No less important, to reach consensus, the EU ended up with a smaller post-Brexit European budget, and one that eliminates or reduces spending for some ambitious projects designed to prepare Europe for the future, such as research and climate transition, a fund to promote consensus on the 2030 carbon targets that was reduced by a third.
Even with the virus, a proposed health fund completely evaporated. There were also reductions in the Commission’s proposals in other areas of investment, foreign policy and defense.
Ms. Von der Leyen called it “a difficult point” and said that such cuts, made in the search for a compromise, are “regrettable, the innovative part of the budget decreases.”
“It was about giving and receiving, so the victims appear to have been the EU’s public goods, delivering added value to all,” said Jean Pisani-Ferry, a French economist, in a Twitter message. “The price of the deal seems high.”
“This is not frugal. This is stupid, ” said Henrik Enderlein, a German economist who heads the Hertie School of Governance in Berlin, in a Twitter response. But he also applauded the broader deal and the recovery fund. “We should not be frugal in our judgment,” he said. “This is historical.”
As Mr Enderlein pointed out, the summit must be seen as a breakthrough at a time of crisis when the European Union, now without Britain, cannot be seen as a failure. European fights over money and budgets are never pretty.
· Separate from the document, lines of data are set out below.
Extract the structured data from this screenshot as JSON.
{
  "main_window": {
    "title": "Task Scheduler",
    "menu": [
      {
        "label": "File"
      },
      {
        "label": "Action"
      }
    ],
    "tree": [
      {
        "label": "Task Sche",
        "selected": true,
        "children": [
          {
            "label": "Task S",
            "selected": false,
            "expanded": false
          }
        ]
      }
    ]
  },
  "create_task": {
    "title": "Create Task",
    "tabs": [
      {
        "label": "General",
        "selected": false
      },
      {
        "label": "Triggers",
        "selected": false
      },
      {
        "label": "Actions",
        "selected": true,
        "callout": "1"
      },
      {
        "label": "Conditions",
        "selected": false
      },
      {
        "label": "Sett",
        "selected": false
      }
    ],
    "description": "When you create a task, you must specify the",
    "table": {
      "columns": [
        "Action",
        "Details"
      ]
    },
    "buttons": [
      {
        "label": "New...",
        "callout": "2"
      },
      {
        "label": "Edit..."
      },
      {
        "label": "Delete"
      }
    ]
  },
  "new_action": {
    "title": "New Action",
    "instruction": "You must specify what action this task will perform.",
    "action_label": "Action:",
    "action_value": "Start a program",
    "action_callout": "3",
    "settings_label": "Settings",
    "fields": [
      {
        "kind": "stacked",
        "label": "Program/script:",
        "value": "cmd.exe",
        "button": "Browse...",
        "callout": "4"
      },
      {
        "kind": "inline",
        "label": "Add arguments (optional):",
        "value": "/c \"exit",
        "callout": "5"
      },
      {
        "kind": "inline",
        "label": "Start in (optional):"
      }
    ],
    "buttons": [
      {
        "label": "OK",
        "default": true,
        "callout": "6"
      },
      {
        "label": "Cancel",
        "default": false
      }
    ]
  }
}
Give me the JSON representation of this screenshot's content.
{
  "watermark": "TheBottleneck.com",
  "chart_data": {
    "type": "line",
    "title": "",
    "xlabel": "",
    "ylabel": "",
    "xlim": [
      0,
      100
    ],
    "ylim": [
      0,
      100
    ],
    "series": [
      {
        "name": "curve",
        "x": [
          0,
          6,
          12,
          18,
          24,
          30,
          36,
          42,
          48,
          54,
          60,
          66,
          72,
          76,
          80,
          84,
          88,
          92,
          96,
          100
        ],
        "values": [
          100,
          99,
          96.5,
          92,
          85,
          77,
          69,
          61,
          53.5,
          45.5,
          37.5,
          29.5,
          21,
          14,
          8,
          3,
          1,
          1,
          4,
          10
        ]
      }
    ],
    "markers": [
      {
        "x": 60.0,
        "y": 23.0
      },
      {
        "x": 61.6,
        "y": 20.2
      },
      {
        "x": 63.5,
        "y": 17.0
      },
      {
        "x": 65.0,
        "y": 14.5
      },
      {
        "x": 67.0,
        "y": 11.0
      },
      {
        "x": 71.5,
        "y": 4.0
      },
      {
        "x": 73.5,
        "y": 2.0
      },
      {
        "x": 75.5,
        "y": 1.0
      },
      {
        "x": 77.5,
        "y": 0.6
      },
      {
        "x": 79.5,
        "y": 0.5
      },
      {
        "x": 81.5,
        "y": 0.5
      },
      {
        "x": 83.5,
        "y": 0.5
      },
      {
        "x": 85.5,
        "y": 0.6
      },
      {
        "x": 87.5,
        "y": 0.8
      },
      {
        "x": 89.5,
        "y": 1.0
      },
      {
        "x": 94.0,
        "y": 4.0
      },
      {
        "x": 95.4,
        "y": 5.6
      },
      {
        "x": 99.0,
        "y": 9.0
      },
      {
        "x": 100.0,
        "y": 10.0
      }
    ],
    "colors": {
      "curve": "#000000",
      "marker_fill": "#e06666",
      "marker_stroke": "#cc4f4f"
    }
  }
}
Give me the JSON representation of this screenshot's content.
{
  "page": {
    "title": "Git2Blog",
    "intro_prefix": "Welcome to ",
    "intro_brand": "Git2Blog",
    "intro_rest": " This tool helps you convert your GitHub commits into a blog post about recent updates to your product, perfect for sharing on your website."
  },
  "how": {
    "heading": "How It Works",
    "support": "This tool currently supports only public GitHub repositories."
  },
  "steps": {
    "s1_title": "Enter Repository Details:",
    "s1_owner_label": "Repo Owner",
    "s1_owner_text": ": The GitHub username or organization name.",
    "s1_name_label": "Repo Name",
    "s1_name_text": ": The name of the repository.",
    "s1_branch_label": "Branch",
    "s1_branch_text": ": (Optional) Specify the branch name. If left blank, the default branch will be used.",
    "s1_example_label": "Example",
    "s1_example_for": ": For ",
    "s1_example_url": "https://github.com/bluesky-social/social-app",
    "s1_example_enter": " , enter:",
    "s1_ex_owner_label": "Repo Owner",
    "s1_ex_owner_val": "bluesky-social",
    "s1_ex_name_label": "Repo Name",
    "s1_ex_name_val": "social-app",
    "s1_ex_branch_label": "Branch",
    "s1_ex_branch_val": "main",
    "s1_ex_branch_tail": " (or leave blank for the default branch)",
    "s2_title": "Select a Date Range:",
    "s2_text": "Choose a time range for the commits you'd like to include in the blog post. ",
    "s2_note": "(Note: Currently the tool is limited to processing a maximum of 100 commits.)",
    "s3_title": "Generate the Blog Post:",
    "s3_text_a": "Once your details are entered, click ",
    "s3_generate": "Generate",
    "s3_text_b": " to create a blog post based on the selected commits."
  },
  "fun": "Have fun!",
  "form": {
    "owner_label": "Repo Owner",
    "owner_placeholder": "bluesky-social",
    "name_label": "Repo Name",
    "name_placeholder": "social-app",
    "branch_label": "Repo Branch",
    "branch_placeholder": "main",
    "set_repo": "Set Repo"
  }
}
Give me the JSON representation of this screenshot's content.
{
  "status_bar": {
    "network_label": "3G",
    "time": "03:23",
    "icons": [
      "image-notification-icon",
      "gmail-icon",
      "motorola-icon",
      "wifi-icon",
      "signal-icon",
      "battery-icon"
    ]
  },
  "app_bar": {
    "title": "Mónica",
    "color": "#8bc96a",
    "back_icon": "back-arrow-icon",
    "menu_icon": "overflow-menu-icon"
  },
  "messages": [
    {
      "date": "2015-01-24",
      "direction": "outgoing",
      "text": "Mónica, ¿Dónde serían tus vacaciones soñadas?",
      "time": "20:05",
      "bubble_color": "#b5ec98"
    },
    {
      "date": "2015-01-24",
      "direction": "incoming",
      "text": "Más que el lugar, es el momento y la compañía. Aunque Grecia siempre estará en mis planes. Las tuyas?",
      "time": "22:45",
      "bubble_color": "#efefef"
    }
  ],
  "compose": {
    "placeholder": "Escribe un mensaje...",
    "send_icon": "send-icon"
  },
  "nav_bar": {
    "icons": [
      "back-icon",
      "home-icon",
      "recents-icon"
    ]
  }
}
But Merkel more than most understands that, despite all the talk of European solidarity, the European Union only proceeds when its various leaders can convince their voters that they have fought the good fight for national interests.
As Janis Emmanouilidis, Director of Studies at the Center for European Policy, commented:
“The price of any deal would have been much higher, potentially incalculable both economically and politically at the EU and national level.”